The North’s state media focused its attention, however, on Thursday’s first anniversary of new leader Kim Jong-Un becoming head of the ruling Worker’s Party and next Monday’s birthday celebrations for late founder Kim Il-Sung. The official party mouthpiece Rodong Sinmun praised Kim Jong-Un as the “No. 1 man of conviction and will” and credited him with the success of the country’s long range-rocket launch in December and February’s nuclear test. “History has never seen any socialist leader like him,” the newspaper said.

The launch and test, along with the UN sanctions imposed for each, are at the core of the current crisis that has seen Pyongyang threaten nuclear strikes against the United States and its allies. South Korean intelligence says the North has prepared two mid-range missiles for imminent launch from its east coast, despite warnings from ally China to avoid provocative moves at a time of soaring military tensions.
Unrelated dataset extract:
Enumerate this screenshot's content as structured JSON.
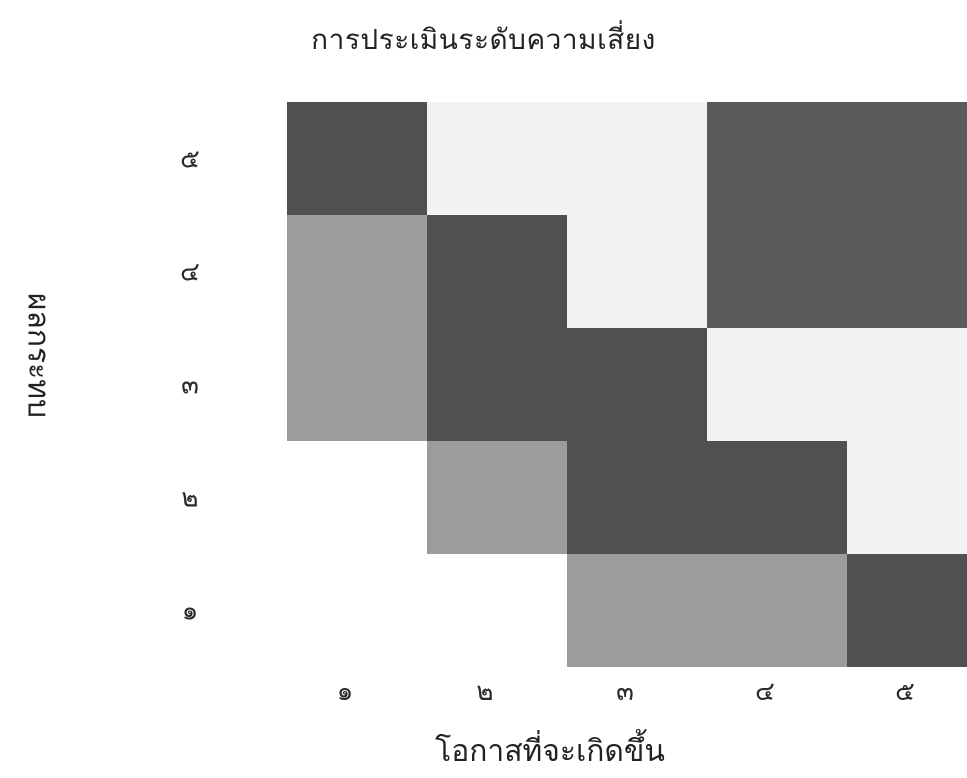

In apparent reference to its missiles, North Korea said its units were on standby for a launch. “The powerful strike means of our revolutionary armed forces are on standby for launch with precise coordinates of targets input into warheads,” the Committee for the Peaceful Reunification of Korea said in a statement on state media. If fired, they will turn enemy strongholds into “a sea of fire”, it said.

Although Pyongyang has not announced any launch, many observers believe it will take place during the build-up to the April 15 birthday anniversary. State media said foreign delegations had already begun arriving in Pyongyang for the event, one of the most important dates on the North’s calendar.

The missile launch may also coincide with some high-profile visits to South Korea, with both US Secretary of State John Kerry and Nato chief Anders Fogh Rasmussen in Seoul this week.

Rasmussen held talks with South Korean Foreign Minister Yun Byung-Se on Thursday and they agreed Pyongyang should halt its bellicose rhetoric and provocative actions, Yun’s office said.

Yonhap news agency quoted military sources as saying the North was moving multiple missiles around in an apparent bid to confuse outside intelligence-gatherers about its intentions.

“North Korea... with its bellicose rhetoric, its actions, has been skating very close to a dangerous line,” US Defence Secretary Chuck Hagel said Wednesday. “Our country is fully prepared to deal with any contingency, any action that North Korea may take or any provocation that they may instigate,” Hagel added.

 South Korea also called for negotiations with North Korea on the future of the Kaesong joint industrial zone, which Pyongyang has threatened to shut down permanently after suspending operations.

“Normalisation of the Kaesong industrial complex must be solved through dialogue,” the South’s Unification Minister Ryoo Kihl-Jae told reporters. “I urge North Korea to come to the dialogue table.”

Pyongyang announced the withdrawal of its 53,000 workers and the suspension of operations at Kaesong at the beginning of the week, as military tensions on the Korean peninsula soared.